Hervey Range rises roughly a thousand feet above the coastal plain, and the air at the top carries the cooler edge that drew weary travellers up the grade in the first place. The country here is dry tropical woodland, alive with birdsong - more than 150 species of birds have been recorded in the surrounding bush, a draw for those who come now with binoculars rather than bullock whips. From the gap, the scenic drive continues inland with road access toward Charters Towers and, further on, the Atherton Tablelands. The view that once meant relief at journey's end is now the destination itself, a place people drive up to precisely for the climb and the outlook it rewards.
Then there is the coffee. The tea rooms became known as the only cafe in Queensland to serve kopi luwak, frequently billed as the most expensive coffee on Earth, at prices that have run into the thousands of dollars per kilogram. Its origin is famously unappetising: in Indonesia, beans are collected after passing through the digestive tract of the Asian palm civet, then cleaned, dried and roasted. Curiosity made it briefly famous here. In July 2007 the television program Border Security followed a shipment of the beans through Australian customs, who deliberated and then cleared it as no threat to local agriculture. The next morning the breakfast show Sunrise broadcast its weather from these very tea rooms, and for many Australians it was the first they had ever heard of a coffee with such an unlikely pedigree.
That a timber building from 1865 still stands at all is the real wonder.
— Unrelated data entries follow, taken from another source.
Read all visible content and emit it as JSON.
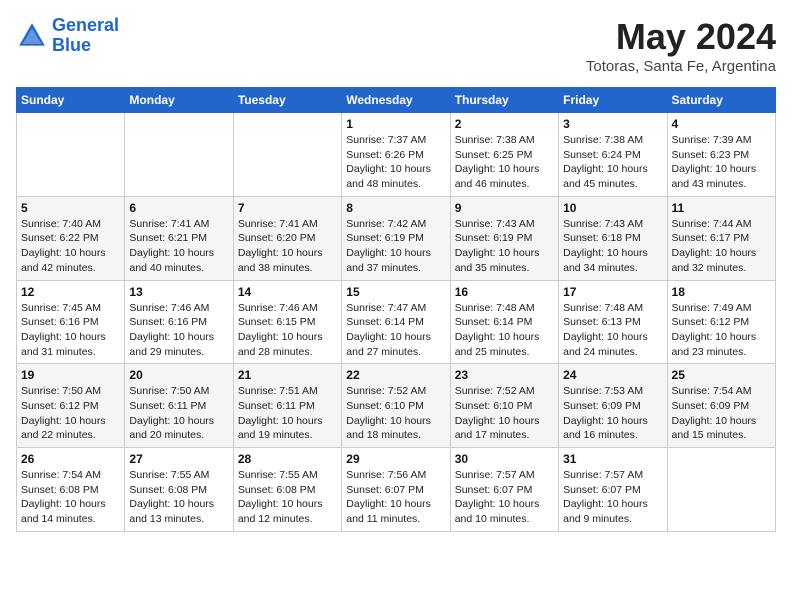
{
  "header": {
    "logo_line1": "General",
    "logo_line2": "Blue",
    "month_title": "May 2024",
    "location": "Totoras, Santa Fe, Argentina"
  },
  "weekdays": [
    "Sunday",
    "Monday",
    "Tuesday",
    "Wednesday",
    "Thursday",
    "Friday",
    "Saturday"
  ],
  "weeks": [
    [
      {
        "day": "",
        "sunrise": "",
        "sunset": "",
        "daylight": ""
      },
      {
        "day": "",
        "sunrise": "",
        "sunset": "",
        "daylight": ""
      },
      {
        "day": "",
        "sunrise": "",
        "sunset": "",
        "daylight": ""
      },
      {
        "day": "1",
        "sunrise": "Sunrise: 7:37 AM",
        "sunset": "Sunset: 6:26 PM",
        "daylight": "Daylight: 10 hours and 48 minutes."
      },
      {
        "day": "2",
        "sunrise": "Sunrise: 7:38 AM",
        "sunset": "Sunset: 6:25 PM",
        "daylight": "Daylight: 10 hours and 46 minutes."
      },
      {
        "day": "3",
        "sunrise": "Sunrise: 7:38 AM",
        "sunset": "Sunset: 6:24 PM",
        "daylight": "Daylight: 10 hours and 45 minutes."
      },
      {
        "day": "4",
        "sunrise": "Sunrise: 7:39 AM",
        "sunset": "Sunset: 6:23 PM",
        "daylight": "Daylight: 10 hours and 43 minutes."
      }
    ],
    [
      {
        "day": "5",
        "sunrise": "Sunrise: 7:40 AM",
        "sunset": "Sunset: 6:22 PM",
        "daylight": "Daylight: 10 hours and 42 minutes."
      },
      {
        "day": "6",
        "sunrise": "Sunrise: 7:41 AM",
        "sunset": "Sunset: 6:21 PM",
        "daylight": "Daylight: 10 hours and 40 minutes."
      },
      {
        "day": "7",
        "sunrise": "Sunrise: 7:41 AM",
        "sunset": "Sunset: 6:20 PM",
        "daylight": "Daylight: 10 hours and 38 minutes."
      },
      {
        "day": "8",
        "sunrise": "Sunrise: 7:42 AM",
        "sunset": "Sunset: 6:19 PM",
        "daylight": "Daylight: 10 hours and 37 minutes."
      },
      {
        "day": "9",
        "sunrise": "Sunrise: 7:43 AM",
        "sunset": "Sunset: 6:19 PM",
        "daylight": "Daylight: 10 hours and 35 minutes."
      },
      {
        "day": "10",
        "sunrise": "Sunrise: 7:43 AM",
        "sunset": "Sunset: 6:18 PM",
        "daylight": "Daylight: 10 hours and 34 minutes."
      },
      {
        "day": "11",
        "sunrise": "Sunrise: 7:44 AM",
        "sunset": "Sunset: 6:17 PM",
        "daylight": "Daylight: 10 hours and 32 minutes."
      }
    ],
    [
      {
        "day": "12",
        "sunrise": "Sunrise: 7:45 AM",
        "sunset": "Sunset: 6:16 PM",
        "daylight": "Daylight: 10 hours and 31 minutes."
      },
      {
        "day": "13",
        "sunrise": "Sunrise: 7:46 AM",
        "sunset": "Sunset: 6:16 PM",
        "daylight": "Daylight: 10 hours and 29 minutes."
      },
      {
        "day": "14",
        "sunrise": "Sunrise: 7:46 AM",
        "sunset": "Sunset: 6:15 PM",
        "daylight": "Daylight: 10 hours and 28 minutes."
      },
      {
        "day": "15",
        "sunrise": "Sunrise: 7:47 AM",
        "sunset": "Sunset: 6:14 PM",
        "daylight": "Daylight: 10 hours and 27 minutes."
      },
      {
        "day": "16",
        "sunrise": "Sunrise: 7:48 AM",
        "sunset": "Sunset: 6:14 PM",
        "daylight": "Daylight: 10 hours and 25 minutes."
      },
      {
        "day": "17",
        "sunrise": "Sunrise: 7:48 AM",
        "sunset": "Sunset: 6:13 PM",
        "daylight": "Daylight: 10 hours and 24 minutes."
      },
      {
        "day": "18",
        "sunrise": "Sunrise: 7:49 AM",
        "sunset": "Sunset: 6:12 PM",
        "daylight": "Daylight: 10 hours and 23 minutes."
      }
    ],
    [
      {
        "day": "19",
        "sunrise": "Sunrise: 7:50 AM",
        "sunset": "Sunset: 6:12 PM",
        "daylight": "Daylight: 10 hours and 22 minutes."
      },
      {
        "day": "20",
        "sunrise": "Sunrise: 7:50 AM",
        "sunset": "Sunset: 6:11 PM",
        "daylight": "Daylight: 10 hours and 20 minutes."
      },
      {
        "day": "21",
        "sunrise": "Sunrise: 7:51 AM",
        "sunset": "Sunset: 6:11 PM",
        "daylight": "Daylight: 10 hours and 19 minutes."
      },
      {
        "day": "22",
        "sunrise": "Sunrise: 7:52 AM",
        "sunset": "Sunset: 6:10 PM",
        "daylight": "Daylight: 10 hours and 18 minutes."
      },
      {
        "day": "23",
        "sunrise": "Sunrise: 7:52 AM",
        "sunset": "Sunset: 6:10 PM",
        "daylight": "Daylight: 10 hours and 17 minutes."
      },
      {
        "day": "24",
        "sunrise": "Sunrise: 7:53 AM",
        "sunset": "Sunset: 6:09 PM",
        "daylight": "Daylight: 10 hours and 16 minutes."
      },
      {
        "day": "25",
        "sunrise": "Sunrise: 7:54 AM",
        "sunset": "Sunset: 6:09 PM",
        "daylight": "Daylight: 10 hours and 15 minutes."
      }
    ],
    [
      {
        "day": "26",
        "sunrise": "Sunrise: 7:54 AM",
        "sunset": "Sunset: 6:08 PM",
        "daylight": "Daylight: 10 hours and 14 minutes."
      },
      {
        "day": "27",
        "sunrise": "Sunrise: 7:55 AM",
        "sunset": "Sunset: 6:08 PM",
        "daylight": "Daylight: 10 hours and 13 minutes."
      },
      {
        "day": "28",
        "sunrise": "Sunrise: 7:55 AM",
        "sunset": "Sunset: 6:08 PM",
        "daylight": "Daylight: 10 hours and 12 minutes."
      },
      {
        "day": "29",
        "sunrise": "Sunrise: 7:56 AM",
        "sunset": "Sunset: 6:07 PM",
        "daylight": "Daylight: 10 hours and 11 minutes."
      },
      {
        "day": "30",
        "sunrise": "Sunrise: 7:57 AM",
        "sunset": "Sunset: 6:07 PM",
        "daylight": "Daylight: 10 hours and 10 minutes."
      },
      {
        "day": "31",
        "sunrise": "Sunrise: 7:57 AM",
        "sunset": "Sunset: 6:07 PM",
        "daylight": "Daylight: 10 hours and 9 minutes."
      },
      {
        "day": "",
        "sunrise": "",
        "sunset": "",
        "daylight": ""
      }
    ]
  ]
}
Slab inns were cheap and rough, thrown up for a frontier that moved on; almost all of them rotted, burned or were pulled down once the bullock teams gave way to railways and trucks. This one endured the long quiet decades after the goldfields traffic faded, and it has since been restored with care, the old split logs preserved and the rooms turned over to scones, jam and cream rather than rum and road dust. The shift from rough watering hole to genteel tea room is its own small comedy of history. Where teamsters once stamped in caked with mud after five days on the track, visitors now linger over Devonshire tea on a building that has watched North Queensland change around it for more than a century and a half.
The Herveys Range Heritage Tea Rooms sit at roughly 19.35°S, 146.45°E, atop Hervey Range about 32 km north-west of Townsville. The range crest stands around 1,000 feet (300 m) above the surrounding coastal plain, a clear escarpment edge that reads well from the air with the lower country falling away to the east toward Cleveland Bay. The nearest major airport is Townsville (YBTL / TSV), with Charters Towers (YCHT) to the west-southwest. Best viewed at lower altitudes in clear, dry-season conditions; afternoon cloud can build over the range in the wet.